Упомянутое затмение солнца, увековеченное на двух картинах А.М. Васнецова, в «Охранной грамоте» Пастернака (ч. III, гл. 7)[148], в грандиозном «Затмении» Лозина-Лозинского («Но в час безумия и всенародных бедствий, / Как грусть прозрения и знаменье последствий, / На землю падают с небес напоминанья…») и т. д., произошло 8 августа – но, поскольку газеты широко объявляли о нем заранее, получило своеобразный статус отсроченного предвестия: этим объясняется аберрация тех мемуаристов, которые описывают его в ряду предвоенных знамений[149]. В обстановке начавшейся войны провинциальной прессе приходилось загодя прилагать усилия, чтобы затмение (некстати названное «русским», так как его полоса проходила по западным губерниям России, Крыму и Армении) не порождало пораженческих настроений[150], а таврический губернатор Н.Н. Лавриновский распорядился расклеить на улицах Феодосии, куда съехались наблюдать затмение ученые со всего мира[151], специальное объявление: «Предупреждаю, что затмение есть явление обычное и отнюдь не должно быть истолковано как предзнаменование каких-либо чрезвычайных событий в связи с наступившими военными временами»[152].

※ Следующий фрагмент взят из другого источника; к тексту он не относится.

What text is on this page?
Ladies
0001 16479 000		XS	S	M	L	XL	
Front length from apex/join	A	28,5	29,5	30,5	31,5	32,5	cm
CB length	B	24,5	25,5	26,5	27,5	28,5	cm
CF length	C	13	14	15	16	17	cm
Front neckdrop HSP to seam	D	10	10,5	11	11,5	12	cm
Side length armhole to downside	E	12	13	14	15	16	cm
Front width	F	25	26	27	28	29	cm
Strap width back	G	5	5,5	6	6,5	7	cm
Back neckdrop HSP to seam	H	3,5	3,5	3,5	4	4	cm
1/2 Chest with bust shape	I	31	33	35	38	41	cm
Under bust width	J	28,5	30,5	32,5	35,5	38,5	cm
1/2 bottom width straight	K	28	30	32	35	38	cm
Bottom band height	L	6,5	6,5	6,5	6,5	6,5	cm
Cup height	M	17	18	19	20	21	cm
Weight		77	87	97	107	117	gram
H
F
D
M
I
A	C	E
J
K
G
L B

Среди других астрономических явлений тех месяцев – обильные метеорные дожди («они пересекали небо во всех направлениях, катились огненным потоком и невольно наводили на мысль о „знамении небесном“»)[153] и комета Делавана, «la comète de la guerre», которую Пяст и Кульбин высматривали в сентябрьском небе Куоккалы[154]. Природа и ее хроникеры словно бы методично воспроизводят список казней египетских: перед войной Кавказ, Бессарабия и Украина жестоко пострадали от ураганов[155] и от небывалого нашествия мышей[156], над Петербургской губернией пронеслись тучи стрекоз[157], в Житомире выпал кровавый дождь[158]. Но, безусловно, главным элементом в мифологии военных предвестий стали горящие леса, и «Обезьяна» Ходасевича – по слову В.В. Вейдле, «лучший памятник тому июлю, началу войны, через пять лет белыми стихами ему воздвигнутый»[159] – недаром начинается и заканчивается ими.

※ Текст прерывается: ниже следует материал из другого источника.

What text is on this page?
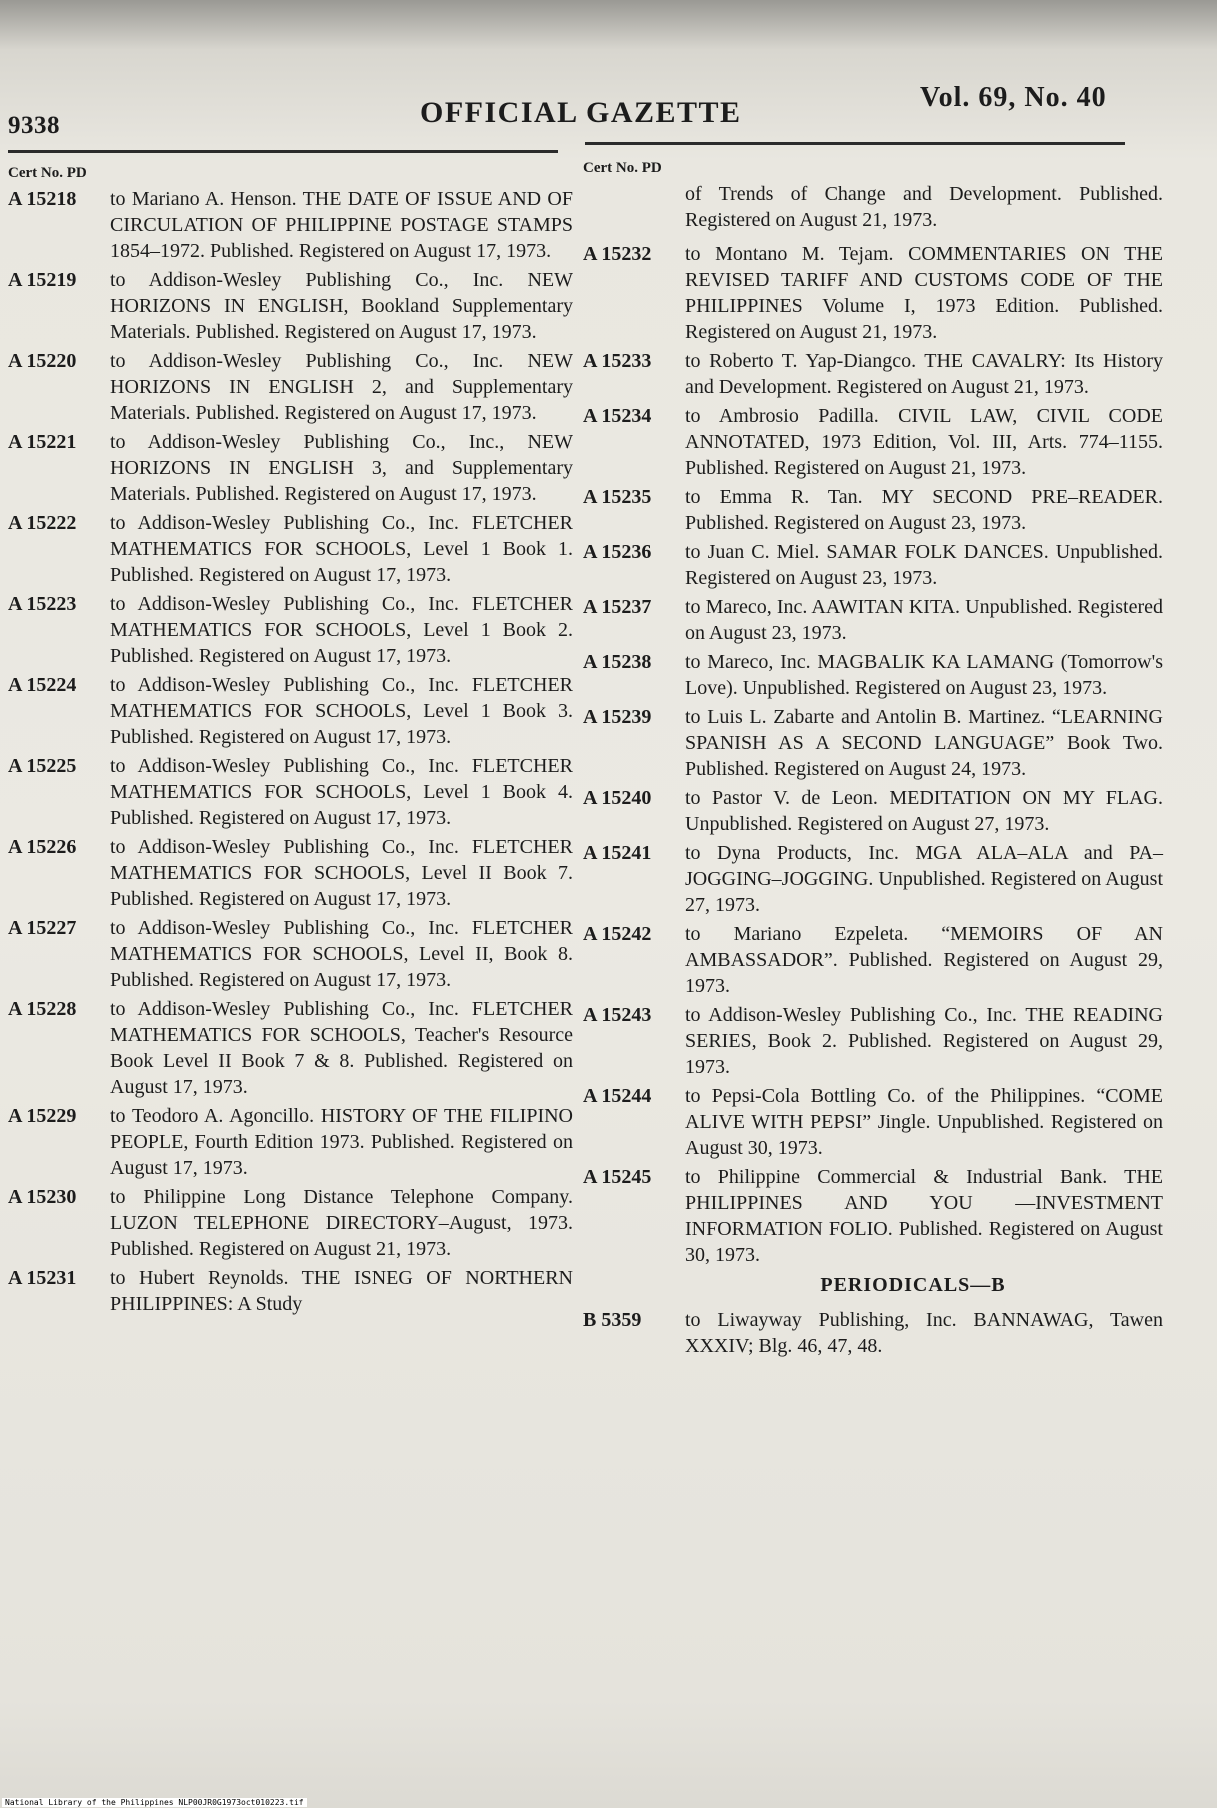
9338	OFFICIAL GAZETTE	Vol. 69, No. 40
Cert No. PD
A 15218 to Mariano A. Henson. THE DATE OF ISSUE AND OF CIRCULATION OF PHILIPPINE POSTAGE STAMPS 1854–1972. Published. Registered on August 17, 1973.
A 15219 to Addison-Wesley Publishing Co., Inc. NEW HORIZONS IN ENGLISH, Bookland Supplementary Materials. Published. Registered on August 17, 1973.
A 15220 to Addison-Wesley Publishing Co., Inc. NEW HORIZONS IN ENGLISH 2, and Supplementary Materials. Published. Registered on August 17, 1973.
A 15221 to Addison-Wesley Publishing Co., Inc., NEW HORIZONS IN ENGLISH 3, and Supplementary Materials. Published. Registered on August 17, 1973.
A 15222 to Addison-Wesley Publishing Co., Inc. FLETCHER MATHEMATICS FOR SCHOOLS, Level 1 Book 1. Published. Registered on August 17, 1973.
A 15223 to Addison-Wesley Publishing Co., Inc. FLETCHER MATHEMATICS FOR SCHOOLS, Level 1 Book 2. Published. Registered on August 17, 1973.
A 15224 to Addison-Wesley Publishing Co., Inc. FLETCHER MATHEMATICS FOR SCHOOLS, Level 1 Book 3. Published. Registered on August 17, 1973.
A 15225 to Addison-Wesley Publishing Co., Inc. FLETCHER MATHEMATICS FOR SCHOOLS, Level 1 Book 4. Published. Registered on August 17, 1973.
A 15226 to Addison-Wesley Publishing Co., Inc. FLETCHER MATHEMATICS FOR SCHOOLS, Level II Book 7. Published. Registered on August 17, 1973.
A 15227 to Addison-Wesley Publishing Co., Inc. FLETCHER MATHEMATICS FOR SCHOOLS, Level II, Book 8. Published. Registered on August 17, 1973.
A 15228 to Addison-Wesley Publishing Co., Inc. FLETCHER MATHEMATICS FOR SCHOOLS, Teacher's Resource Book Level II Book 7 & 8. Published. Registered on August 17, 1973.
A 15229 to Teodoro A. Agoncillo. HISTORY OF THE FILIPINO PEOPLE, Fourth Edition 1973. Published. Registered on August 17, 1973.
A 15230 to Philippine Long Distance Telephone Company. LUZON TELEPHONE DIRECTORY–August, 1973. Published. Registered on August 21, 1973.
A 15231 to Hubert Reynolds. THE ISNEG OF NORTHERN PHILIPPINES: A Study
Cert No. PD
of Trends of Change and Development. Published. Registered on August 21, 1973.
A 15232 to Montano M. Tejam. COMMENTARIES ON THE REVISED TARIFF AND CUSTOMS CODE OF THE PHILIPPINES Volume I, 1973 Edition. Published. Registered on August 21, 1973.
A 15233 to Roberto T. Yap-Diangco. THE CAVALRY: Its History and Development. Registered on August 21, 1973.
A 15234 to Ambrosio Padilla. CIVIL LAW, CIVIL CODE ANNOTATED, 1973 Edition, Vol. III, Arts. 774–1155. Published. Registered on August 21, 1973.
A 15235 to Emma R. Tan. MY SECOND PRE–READER. Published. Registered on August 23, 1973.
A 15236 to Juan C. Miel. SAMAR FOLK DANCES. Unpublished. Registered on August 23, 1973.
A 15237 to Mareco, Inc. AAWITAN KITA. Unpublished. Registered on August 23, 1973.
A 15238 to Mareco, Inc. MAGBALIK KA LAMANG (Tomorrow's Love). Unpublished. Registered on August 23, 1973.
A 15239 to Luis L. Zabarte and Antolin B. Martinez. “LEARNING SPANISH AS A SECOND LANGUAGE” Book Two. Published. Registered on August 24, 1973.
A 15240 to Pastor V. de Leon. MEDITATION ON MY FLAG. Unpublished. Registered on August 27, 1973.
A 15241 to Dyna Products, Inc. MGA ALA–ALA and PA–JOGGING–JOGGING. Unpublished. Registered on August 27, 1973.
A 15242 to Mariano Ezpeleta. “MEMOIRS OF AN AMBASSADOR”. Published. Registered on August 29, 1973.
A 15243 to Addison-Wesley Publishing Co., Inc. THE READING SERIES, Book 2. Published. Registered on August 29, 1973.
A 15244 to Pepsi-Cola Bottling Co. of the Philippines. “COME ALIVE WITH PEPSI” Jingle. Unpublished. Registered on August 30, 1973.
A 15245 to Philippine Commercial & Industrial Bank. THE PHILIPPINES AND YOU —INVESTMENT INFORMATION FOLIO. Published. Registered on August 30, 1973.
PERIODICALS—B
B 5359 to Liwayway Publishing, Inc. BANNAWAG, Tawen XXXIV; Blg. 46, 47, 48.
National Library of the Philippines NLP00JR0G1973oct010223.tif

Необычно теплая погода, наблюдавшаяся с первых недель 1914 года (в феврале температура побила сорокалетний рекорд), весной вызвала наводнения, а к лету – тяжелейшую засуху. По всей России устраивались крестьянские молебны о дожде: там, где закоренелый горожанин А.В. Чаянов любуется архаической атмосферой («Нравы и обычаи жителей здешних, уклад их жизни еще не вышли из XVII века. Каждую неделю здесь проходят чудотворные иконы, звон колокольный почти не смолкает, а лесные пожары застлали все какой-то сказочной лазоревой дымкой»[160]), более проницательный Есенин улавливает отчаяние («Заглушила засýха засевки, / Сохнет рожь, и не всходят овсы. / На молебен с хоругвями девки / Потащились в комлях полосы…»). К концу июня лесные и торфяные пожары обратились в национальное бедствие, охватившее огромную территорию от балтийских губерний до Дальнего Востока – впрочем, так же, пусть и в заметно меньших масштабах, обстояло дело и в 1911, и в 1912 годах[161]. 2 июля Горький писал сыну из поселка Мустамяки на Карельском перешейке:
Лето – отвратительное, дикая жара, в двадцати губерниях – лесные пожары. Недавно был лесной пожар в трех верстах от деревни, где я живу, выгорело 5 тысяч десятин, целую неделю стоял густой дым, дышать нечем. А около станции – за 6 верст от дома, где я живу, – и сейчас горит торфяное болото.
В Шлиссельбуржском уезде пожар так разыгрался, что возникло опасение, как бы не взорвались пороховые заводы и пироксилиновый, – случись это – Петербург разрушило бы взрывом. Посылали гасить пожар два батальона сапер да 800 рабочих, – в общем это около трех тысяч человек, они работали четверо суток почти по двадцать часов в сутки, прорубили три просеки шириною в 6 сажен и длиной – в общем – до 30 верст, а по просекам – канавы в четыре аршина глубиной – гигантский труд! Много людей было ушиблено падавшими деревьями, несколько – убито.